I suggest you look at my original response. If I may do a loose quote/paraphrase, what you said was that American universities should rightfully recruit foreign students because they weren't inflicted with American culture. If you think American culture is an infliction (or affliction - the terms share a common root and meaning), and you're an American, then I suggest you emigrate. If you're not an American, then your dual standard is amazing to say the least.
Also I think you're making an assumption when you say 'America is the most ethnically diverse nation on the planet'.
Feel free to prove me wrong. I'm just going by the writings of far smarter people than I.
You haven't really argued against the core of my argumentation (that diveresity is good), all you've done is say, "others don't believe diversity is good", which doesn't really help increase the overall discourse happening here.

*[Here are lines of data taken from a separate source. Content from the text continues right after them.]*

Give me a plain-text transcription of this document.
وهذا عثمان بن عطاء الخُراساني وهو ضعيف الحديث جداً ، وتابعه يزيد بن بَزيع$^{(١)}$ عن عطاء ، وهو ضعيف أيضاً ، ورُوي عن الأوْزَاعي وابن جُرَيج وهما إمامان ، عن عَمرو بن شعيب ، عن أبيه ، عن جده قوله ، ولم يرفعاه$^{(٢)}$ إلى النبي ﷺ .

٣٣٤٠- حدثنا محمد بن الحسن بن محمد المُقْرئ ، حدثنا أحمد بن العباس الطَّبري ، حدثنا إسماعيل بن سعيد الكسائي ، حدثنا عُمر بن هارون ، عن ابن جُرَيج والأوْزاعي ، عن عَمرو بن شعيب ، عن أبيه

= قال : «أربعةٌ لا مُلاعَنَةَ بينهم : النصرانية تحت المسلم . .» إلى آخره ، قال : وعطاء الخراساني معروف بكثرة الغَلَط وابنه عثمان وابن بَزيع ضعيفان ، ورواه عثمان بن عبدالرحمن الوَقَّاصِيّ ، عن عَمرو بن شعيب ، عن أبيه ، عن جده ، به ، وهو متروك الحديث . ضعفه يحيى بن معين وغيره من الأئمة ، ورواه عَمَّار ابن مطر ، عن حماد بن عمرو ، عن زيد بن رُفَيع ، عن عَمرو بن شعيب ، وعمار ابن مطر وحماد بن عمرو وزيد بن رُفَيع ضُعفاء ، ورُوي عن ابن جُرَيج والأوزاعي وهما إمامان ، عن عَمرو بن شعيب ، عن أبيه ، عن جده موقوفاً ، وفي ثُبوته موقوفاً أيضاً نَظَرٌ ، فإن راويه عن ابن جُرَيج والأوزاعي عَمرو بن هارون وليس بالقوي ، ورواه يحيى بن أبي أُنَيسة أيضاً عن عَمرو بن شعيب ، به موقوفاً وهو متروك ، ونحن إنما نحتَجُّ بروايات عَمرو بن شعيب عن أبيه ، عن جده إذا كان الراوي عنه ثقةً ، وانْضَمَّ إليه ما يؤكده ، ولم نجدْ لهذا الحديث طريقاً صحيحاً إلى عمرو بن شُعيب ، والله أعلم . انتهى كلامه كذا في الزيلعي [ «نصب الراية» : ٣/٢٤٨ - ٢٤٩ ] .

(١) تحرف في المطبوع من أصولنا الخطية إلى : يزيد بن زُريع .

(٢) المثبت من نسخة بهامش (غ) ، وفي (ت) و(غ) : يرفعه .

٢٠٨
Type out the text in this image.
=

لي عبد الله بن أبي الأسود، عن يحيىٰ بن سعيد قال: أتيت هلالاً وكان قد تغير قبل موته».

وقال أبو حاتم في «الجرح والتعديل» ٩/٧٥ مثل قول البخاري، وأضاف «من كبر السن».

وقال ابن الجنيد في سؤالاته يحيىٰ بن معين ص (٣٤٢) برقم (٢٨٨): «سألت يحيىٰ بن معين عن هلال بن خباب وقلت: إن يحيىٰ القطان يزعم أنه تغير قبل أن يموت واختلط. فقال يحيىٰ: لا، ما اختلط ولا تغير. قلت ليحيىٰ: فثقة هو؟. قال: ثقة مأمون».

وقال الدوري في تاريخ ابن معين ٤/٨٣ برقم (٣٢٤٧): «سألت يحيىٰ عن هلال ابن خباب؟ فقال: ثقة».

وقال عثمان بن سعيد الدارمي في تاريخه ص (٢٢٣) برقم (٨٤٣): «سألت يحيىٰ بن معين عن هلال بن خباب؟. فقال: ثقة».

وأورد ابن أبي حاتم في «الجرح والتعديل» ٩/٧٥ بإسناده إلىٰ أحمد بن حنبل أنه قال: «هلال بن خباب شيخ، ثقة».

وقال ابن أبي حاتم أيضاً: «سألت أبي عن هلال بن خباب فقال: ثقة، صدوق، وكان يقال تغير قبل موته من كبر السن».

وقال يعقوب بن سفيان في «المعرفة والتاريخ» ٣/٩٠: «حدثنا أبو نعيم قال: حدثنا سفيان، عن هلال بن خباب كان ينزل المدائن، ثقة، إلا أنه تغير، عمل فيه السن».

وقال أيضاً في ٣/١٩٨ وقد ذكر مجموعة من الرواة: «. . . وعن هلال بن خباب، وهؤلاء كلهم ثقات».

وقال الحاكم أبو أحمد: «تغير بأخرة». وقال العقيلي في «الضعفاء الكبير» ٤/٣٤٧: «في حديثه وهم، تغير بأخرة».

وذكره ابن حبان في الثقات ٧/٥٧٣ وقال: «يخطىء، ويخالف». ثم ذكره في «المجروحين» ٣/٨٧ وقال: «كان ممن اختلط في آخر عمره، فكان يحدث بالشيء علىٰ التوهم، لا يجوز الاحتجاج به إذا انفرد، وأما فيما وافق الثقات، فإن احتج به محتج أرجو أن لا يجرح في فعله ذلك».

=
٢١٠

No, your argument is that diversity is good for (and needed by) American universities, but not necessarily for universities in other countries. If diversity is good, then all should practice it. Given that American universities are far ahead in "diversity", your focus should be on getting foreign universities to practice diversity.
Example, America got rid of slavery but at the same time there were countries in the world that didn't. Just because other countries disagreed on the question of slavery, did that make slavery right? Hell no.
Does condemning America for past slavery while other countries still practice it do anything to help those still enslaved? Not really, although it may give you a warm fuzzy about your imagined enlightened attitude.